I finally got to see Terrence Malick’s Tree Of Life and it was well worth waiting for. I only wish I could have seen it on a big Imax screen rather than on my humble laptop. It was still awesome in the true sense of the word.

It’s so complex and multi-faceted that any summary of the plot or speculation about meaning will fail to do it justice. It is a movie to be experienced rather than deconstructed. Still, I can’t resist putting down some of my impressions.

The voiceover by Mrs O’Brien (Jessica Chastain) at the start affirms that people must choose the way of nature or a way of grace.

Her stern husband, played brilliantly by Brad Pitt, seems to represent to harshest aspects of the path of nature. He’s a man who wants to be in control of his own destiny and rules over his three sons with a hard patriarchal force. His belief that you have to be cruel to be kind and often veers off course so that at times he is also cruel to be cruel. Inevitably, his oldest child Jack (Hunter McCracken/Sean Penn) rebels against this authority.

The mother is the nurturing figure (grace). In one scene, while playing with the boys outdoors she looks to the sky and says “that’s where God lives”. This simple trust that the family are being watched over by a benevolent being and governed by an unseen hand is one that is implicitly or explicitly questioned in the movie.

When a boy drowns at a local swimming pool, Jack says (again in a voiceover) “where were you – you let a boy die – you let anything happen”. His words are whispered as though afraid to voice these thoughts out loud.

The long sequences of the origins, and perhaps also the destruction, of the universe have, not surprisingly, been compared to Kubrick’s 2001 A Space Odyssey. The connection doesn’t end there. Both directors are single-minded, reclusive and possess a meticulous attention to detail and a tendency to use actors as cyphers.

In Malick it is often the case that the wonder of the natural world makes people seem like merely passing, even irrelevant entities, suggesting that real permanence lies in the landscape. Yet there is great humanity in his movies and The Tree Of Life is an astonishing bold and affirmative work.

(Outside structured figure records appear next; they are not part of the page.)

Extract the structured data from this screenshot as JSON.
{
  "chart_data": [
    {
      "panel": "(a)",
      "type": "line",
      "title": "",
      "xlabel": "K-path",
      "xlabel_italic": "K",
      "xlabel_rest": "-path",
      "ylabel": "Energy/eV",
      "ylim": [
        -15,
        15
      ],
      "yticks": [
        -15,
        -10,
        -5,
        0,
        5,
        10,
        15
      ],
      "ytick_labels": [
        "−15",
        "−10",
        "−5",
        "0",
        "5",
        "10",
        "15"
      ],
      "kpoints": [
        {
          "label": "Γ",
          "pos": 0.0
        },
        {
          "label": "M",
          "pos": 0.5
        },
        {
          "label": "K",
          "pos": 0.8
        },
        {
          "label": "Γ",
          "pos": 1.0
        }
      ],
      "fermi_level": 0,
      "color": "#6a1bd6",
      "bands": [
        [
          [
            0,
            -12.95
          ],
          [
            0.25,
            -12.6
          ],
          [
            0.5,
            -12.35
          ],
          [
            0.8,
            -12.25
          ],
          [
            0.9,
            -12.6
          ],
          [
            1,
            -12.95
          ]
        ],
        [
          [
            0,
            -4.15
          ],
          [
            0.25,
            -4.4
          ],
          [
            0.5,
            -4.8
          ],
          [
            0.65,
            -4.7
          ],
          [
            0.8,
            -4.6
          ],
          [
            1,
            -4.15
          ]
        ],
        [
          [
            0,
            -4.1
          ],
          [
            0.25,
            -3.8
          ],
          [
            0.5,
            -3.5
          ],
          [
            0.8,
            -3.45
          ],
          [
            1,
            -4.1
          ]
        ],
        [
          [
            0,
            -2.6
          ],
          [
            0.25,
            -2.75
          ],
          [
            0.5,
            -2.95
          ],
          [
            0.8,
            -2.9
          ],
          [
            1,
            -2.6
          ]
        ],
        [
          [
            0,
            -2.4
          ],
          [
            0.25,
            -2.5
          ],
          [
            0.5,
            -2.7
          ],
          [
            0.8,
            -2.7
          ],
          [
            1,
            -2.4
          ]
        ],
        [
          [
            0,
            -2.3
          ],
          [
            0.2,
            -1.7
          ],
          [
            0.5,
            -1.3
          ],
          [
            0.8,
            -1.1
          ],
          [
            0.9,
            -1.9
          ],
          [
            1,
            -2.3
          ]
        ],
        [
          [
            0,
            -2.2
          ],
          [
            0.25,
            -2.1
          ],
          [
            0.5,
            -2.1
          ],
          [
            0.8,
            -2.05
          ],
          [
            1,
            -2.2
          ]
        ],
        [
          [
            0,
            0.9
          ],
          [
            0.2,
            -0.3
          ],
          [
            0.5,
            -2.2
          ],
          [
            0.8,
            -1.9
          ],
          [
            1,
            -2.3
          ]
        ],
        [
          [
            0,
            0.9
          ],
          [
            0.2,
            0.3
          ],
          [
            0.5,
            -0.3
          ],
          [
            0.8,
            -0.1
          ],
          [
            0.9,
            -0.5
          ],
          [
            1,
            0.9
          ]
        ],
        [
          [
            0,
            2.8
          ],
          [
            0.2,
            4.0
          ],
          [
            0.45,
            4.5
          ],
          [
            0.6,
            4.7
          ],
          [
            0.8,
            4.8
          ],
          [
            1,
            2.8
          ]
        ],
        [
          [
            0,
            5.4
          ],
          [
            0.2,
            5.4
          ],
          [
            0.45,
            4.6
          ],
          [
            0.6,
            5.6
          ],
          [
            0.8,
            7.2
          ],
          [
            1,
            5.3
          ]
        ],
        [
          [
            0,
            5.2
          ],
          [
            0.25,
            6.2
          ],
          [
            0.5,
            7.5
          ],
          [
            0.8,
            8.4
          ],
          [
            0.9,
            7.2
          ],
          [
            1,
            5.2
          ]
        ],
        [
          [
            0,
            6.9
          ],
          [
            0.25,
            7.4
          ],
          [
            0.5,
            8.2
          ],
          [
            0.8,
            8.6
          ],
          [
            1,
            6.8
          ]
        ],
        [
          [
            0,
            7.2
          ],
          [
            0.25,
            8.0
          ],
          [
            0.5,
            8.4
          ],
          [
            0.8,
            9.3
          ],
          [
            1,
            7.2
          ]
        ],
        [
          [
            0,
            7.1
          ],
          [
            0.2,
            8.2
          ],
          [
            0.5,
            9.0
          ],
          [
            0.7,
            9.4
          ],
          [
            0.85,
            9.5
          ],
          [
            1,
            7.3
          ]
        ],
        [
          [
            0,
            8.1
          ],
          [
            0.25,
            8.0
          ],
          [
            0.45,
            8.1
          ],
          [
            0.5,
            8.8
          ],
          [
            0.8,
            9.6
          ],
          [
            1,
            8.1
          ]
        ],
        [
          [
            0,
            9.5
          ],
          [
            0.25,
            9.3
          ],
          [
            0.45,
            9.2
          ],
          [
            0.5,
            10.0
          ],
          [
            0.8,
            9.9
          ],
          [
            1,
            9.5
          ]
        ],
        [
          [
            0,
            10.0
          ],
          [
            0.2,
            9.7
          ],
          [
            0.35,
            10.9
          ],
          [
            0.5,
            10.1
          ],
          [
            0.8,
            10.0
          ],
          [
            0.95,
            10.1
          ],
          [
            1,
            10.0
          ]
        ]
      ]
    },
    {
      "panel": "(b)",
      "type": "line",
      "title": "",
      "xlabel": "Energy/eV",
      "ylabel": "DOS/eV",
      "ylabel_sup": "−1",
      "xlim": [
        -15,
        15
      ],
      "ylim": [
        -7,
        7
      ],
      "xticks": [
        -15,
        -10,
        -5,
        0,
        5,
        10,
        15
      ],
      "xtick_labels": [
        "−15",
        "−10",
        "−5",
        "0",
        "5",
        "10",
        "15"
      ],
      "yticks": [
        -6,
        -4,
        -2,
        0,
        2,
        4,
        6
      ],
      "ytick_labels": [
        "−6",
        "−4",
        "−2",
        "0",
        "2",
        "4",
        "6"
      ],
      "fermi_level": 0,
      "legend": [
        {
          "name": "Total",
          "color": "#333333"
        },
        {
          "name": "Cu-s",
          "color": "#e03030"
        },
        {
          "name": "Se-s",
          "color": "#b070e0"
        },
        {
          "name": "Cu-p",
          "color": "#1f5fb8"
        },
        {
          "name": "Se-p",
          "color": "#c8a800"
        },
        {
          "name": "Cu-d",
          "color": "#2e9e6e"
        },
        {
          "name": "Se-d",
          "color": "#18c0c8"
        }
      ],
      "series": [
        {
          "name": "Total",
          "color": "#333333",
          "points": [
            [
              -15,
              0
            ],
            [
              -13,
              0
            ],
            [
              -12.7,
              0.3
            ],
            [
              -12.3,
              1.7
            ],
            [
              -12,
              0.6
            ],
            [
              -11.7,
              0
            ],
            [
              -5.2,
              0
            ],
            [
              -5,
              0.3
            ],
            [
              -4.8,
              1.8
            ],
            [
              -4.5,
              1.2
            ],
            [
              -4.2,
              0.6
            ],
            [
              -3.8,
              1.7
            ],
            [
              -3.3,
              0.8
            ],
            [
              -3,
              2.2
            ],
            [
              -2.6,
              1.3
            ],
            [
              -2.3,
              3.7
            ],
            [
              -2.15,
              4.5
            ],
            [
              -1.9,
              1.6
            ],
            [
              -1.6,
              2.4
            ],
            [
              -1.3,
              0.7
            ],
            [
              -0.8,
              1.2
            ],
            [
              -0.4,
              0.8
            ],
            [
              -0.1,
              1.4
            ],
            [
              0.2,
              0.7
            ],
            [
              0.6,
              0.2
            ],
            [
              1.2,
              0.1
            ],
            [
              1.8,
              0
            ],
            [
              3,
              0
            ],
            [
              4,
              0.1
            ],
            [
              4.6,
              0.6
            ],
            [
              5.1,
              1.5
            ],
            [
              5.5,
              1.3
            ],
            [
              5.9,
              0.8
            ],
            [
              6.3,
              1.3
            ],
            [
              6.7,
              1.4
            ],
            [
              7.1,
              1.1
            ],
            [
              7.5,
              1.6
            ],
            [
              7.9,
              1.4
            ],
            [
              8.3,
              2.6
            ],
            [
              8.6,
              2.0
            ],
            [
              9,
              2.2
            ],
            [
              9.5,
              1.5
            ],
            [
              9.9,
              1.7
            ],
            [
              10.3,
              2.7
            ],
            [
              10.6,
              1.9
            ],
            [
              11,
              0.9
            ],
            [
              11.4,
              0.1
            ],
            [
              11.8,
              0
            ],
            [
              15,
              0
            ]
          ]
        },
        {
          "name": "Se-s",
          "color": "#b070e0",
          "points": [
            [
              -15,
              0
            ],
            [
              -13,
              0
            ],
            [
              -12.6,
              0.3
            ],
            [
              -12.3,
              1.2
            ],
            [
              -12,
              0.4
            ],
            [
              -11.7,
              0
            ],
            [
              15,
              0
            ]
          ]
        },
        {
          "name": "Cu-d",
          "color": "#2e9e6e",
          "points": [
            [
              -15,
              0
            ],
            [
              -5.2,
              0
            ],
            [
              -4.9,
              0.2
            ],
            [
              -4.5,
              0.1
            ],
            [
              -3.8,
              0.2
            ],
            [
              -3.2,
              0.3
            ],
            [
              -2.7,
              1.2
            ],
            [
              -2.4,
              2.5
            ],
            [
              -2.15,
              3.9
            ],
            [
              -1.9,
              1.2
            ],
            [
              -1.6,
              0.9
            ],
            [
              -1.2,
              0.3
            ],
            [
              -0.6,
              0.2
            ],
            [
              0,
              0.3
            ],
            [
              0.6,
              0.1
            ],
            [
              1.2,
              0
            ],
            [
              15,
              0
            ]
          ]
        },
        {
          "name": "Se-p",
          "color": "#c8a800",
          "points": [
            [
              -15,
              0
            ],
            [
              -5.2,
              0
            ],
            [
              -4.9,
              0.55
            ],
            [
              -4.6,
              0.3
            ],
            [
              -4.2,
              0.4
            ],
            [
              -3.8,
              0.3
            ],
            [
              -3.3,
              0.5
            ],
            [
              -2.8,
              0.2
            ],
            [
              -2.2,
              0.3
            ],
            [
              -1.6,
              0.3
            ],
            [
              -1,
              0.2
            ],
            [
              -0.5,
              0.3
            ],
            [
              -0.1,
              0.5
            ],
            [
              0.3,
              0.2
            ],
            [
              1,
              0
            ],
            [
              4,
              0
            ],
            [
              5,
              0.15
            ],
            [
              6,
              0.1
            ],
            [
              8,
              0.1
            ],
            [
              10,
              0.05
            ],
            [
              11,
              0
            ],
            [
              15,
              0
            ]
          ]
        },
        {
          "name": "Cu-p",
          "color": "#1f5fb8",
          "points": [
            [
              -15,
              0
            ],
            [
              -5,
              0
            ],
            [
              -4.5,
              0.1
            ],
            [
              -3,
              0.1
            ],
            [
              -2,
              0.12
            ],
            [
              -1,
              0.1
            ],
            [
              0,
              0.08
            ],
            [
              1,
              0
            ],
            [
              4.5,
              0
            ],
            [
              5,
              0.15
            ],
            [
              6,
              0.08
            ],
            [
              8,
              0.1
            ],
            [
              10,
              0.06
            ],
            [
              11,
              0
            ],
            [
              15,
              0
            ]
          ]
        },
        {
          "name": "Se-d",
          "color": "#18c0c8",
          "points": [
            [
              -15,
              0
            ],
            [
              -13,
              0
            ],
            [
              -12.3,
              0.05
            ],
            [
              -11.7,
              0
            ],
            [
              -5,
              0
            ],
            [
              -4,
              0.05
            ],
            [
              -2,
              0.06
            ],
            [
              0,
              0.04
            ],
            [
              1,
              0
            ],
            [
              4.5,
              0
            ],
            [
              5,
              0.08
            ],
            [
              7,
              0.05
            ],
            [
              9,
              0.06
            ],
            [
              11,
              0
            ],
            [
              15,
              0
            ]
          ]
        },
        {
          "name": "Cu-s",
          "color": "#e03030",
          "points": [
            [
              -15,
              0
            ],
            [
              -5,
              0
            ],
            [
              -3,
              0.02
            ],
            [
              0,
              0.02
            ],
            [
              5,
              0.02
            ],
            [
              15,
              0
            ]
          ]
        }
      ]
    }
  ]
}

The scenes at the end are like some form of rapture where the dead are now living once more and the family are reconciled. Like much of the movie the images draw much of their power from the minimalist dialogue. So much more is communicated by gestures than by words.

Malick’s genius lies in suggesting that the mystery of life is the very thing that makes it worth living. Therefore flickering flame at the beginning and end of the movie for me represents,not a celestial force, but the light in the darkness that burns as long as we are alive and alert enough to see and feel it.